Menurut gagasan Romann, bandara di wilayahnya dan kontrol lalu lintas udara di wilayah udara harus bertanggung jawab untuk mendeteksi drone berbahaya, yang kemudian harus dinetralisir oleh polisi. Menurut laporan, bandara-bandara tersebut masih enggan melakukan investasi senilai jutaan dolar, yang mungkin hanya masuk akal secara ekonomi bagi bandara-bandara utama. “Kami memerlukan peraturan yang jelas tentang siapa yang bertanggung jawab atas apa,” kata manajer umum asosiasi bandara ADV, Ralf Beisel.
Bahkan operator bandara terbesar Jerman di Frankfurt saat ini tidak merencanakan akuisisi apa pun, seperti yang dijelaskan juru bicara Fraport saat ditanya. Masyarakat ikut serta dalam pemungutan suara yang bertekanan tinggi, namun belum ada keputusan yang siap diambil. Industri ini menunjukkan bahwa saat ini tidak ada sistem pertahanan drone yang disetujui secara resmi.
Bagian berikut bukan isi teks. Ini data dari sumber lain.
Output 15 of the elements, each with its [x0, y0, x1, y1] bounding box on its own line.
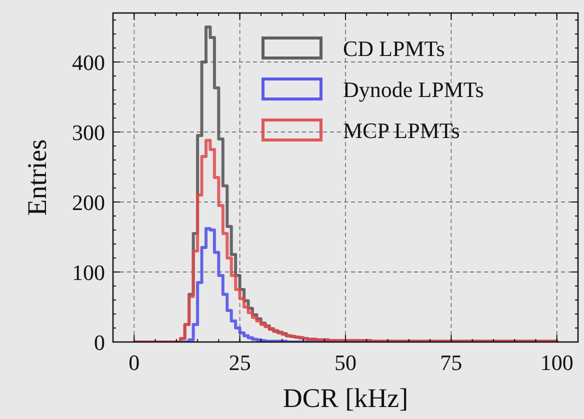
- y-tick-label: 400: [72, 50, 105, 75]
- legend-label: MCP LPMTs: [343, 118, 460, 143]
- y-axis-title: Entries: [22, 139, 52, 216]
- y-tick-label: 200: [72, 190, 105, 215]
- x-tick-label: 0: [128, 350, 140, 375]
- x-tick-label: 100: [540, 350, 574, 375]
- x-tick-label: 25: [228, 350, 251, 375]
- legend-label: Dynode LPMTs: [343, 77, 484, 102]
- legend-label: CD LPMTs: [343, 36, 445, 61]
- x-tick-label: 75: [440, 350, 462, 375]
- x-tick-label: 50: [334, 350, 356, 375]
- y-tick-label: 100: [72, 260, 105, 285]
- y-tick-label: 0: [94, 330, 105, 355]
- x-axis-title: DCR [kHz]: [282, 383, 408, 413]
- y-tick-label: 300: [72, 120, 105, 145]
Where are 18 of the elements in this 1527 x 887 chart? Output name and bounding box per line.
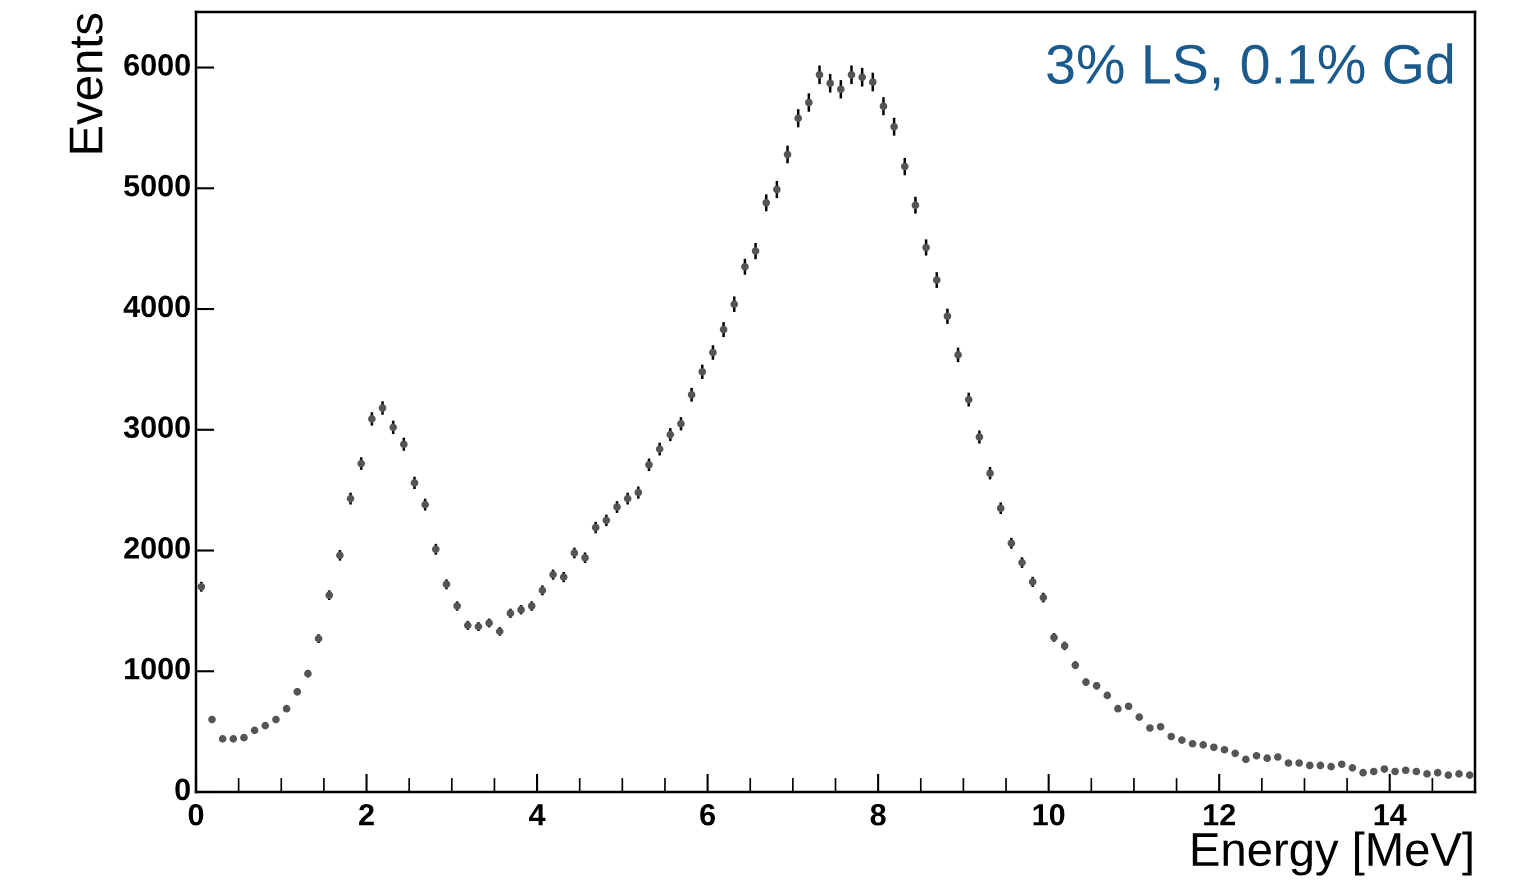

Drone telah lama digunakan sebagai senjata di lingkungan militer, sehingga pertahanan menjadi bidang pengembangan yang menjanjikan bagi industri pertahanan. Selain pemasok dari Israel, Inggris Raya dan Amerika Serikat, Rheinmetall juga melakukan penelitian di bidang yang menguntungkan bersama dengan spesialis antena Rhineland-Pfalz Aaronia dan telah mempresentasikan sistem awal kepada Bundeswehr dan Polisi Federal. Dengan menggunakan sensor inframerah, laser, dan elektro-optik, mereka ingin mendeteksi drone “non-kooperatif” dan mengganti kendali jarak jauh mereka dengan data GPS palsu.
LIHAT JUGA: Video meresahkan menunjukkan apa yang terjadi ketika drone menabrak pesawat
Menanggapi pertanyaan kecil dari anggota parlemen FDP, pemerintah federal tampak terbuka untuk memperluas zona larangan terbang dari 1,5 menjadi 5 kilometer saat ini. Persyaratan DFS agar drone membawa setidaknya satu kartu SIM seluler yang dapat dilacak juga dipandang positif di Berlin. Namun, referensi juga dibuat di sini pada peraturan UE yang luar biasa mengenai integrasi drone dalam lalu lintas udara. Hal ini juga dimaksudkan untuk mengatur apa yang disebut geo-fencing, yang melindungi area terkait keamanan dari akses GPS.
Tanggapan pemerintah terhadap pertanyaan tentang berapa banyak perangkat yang dimiliki polisi federal untuk menghentikan penerbangan drone tanpa izin tampaknya hampir tidak berdaya. Hal ini tidak dapat dijawab secara umum, karena “tergantung pada penilaian polisi terhadap situasi”, hal ini mungkin juga mencakup senjata api. Dengan kata lain: Jika perlu, polisi federal harus mengeluarkan drone dari udara dengan pistolnya.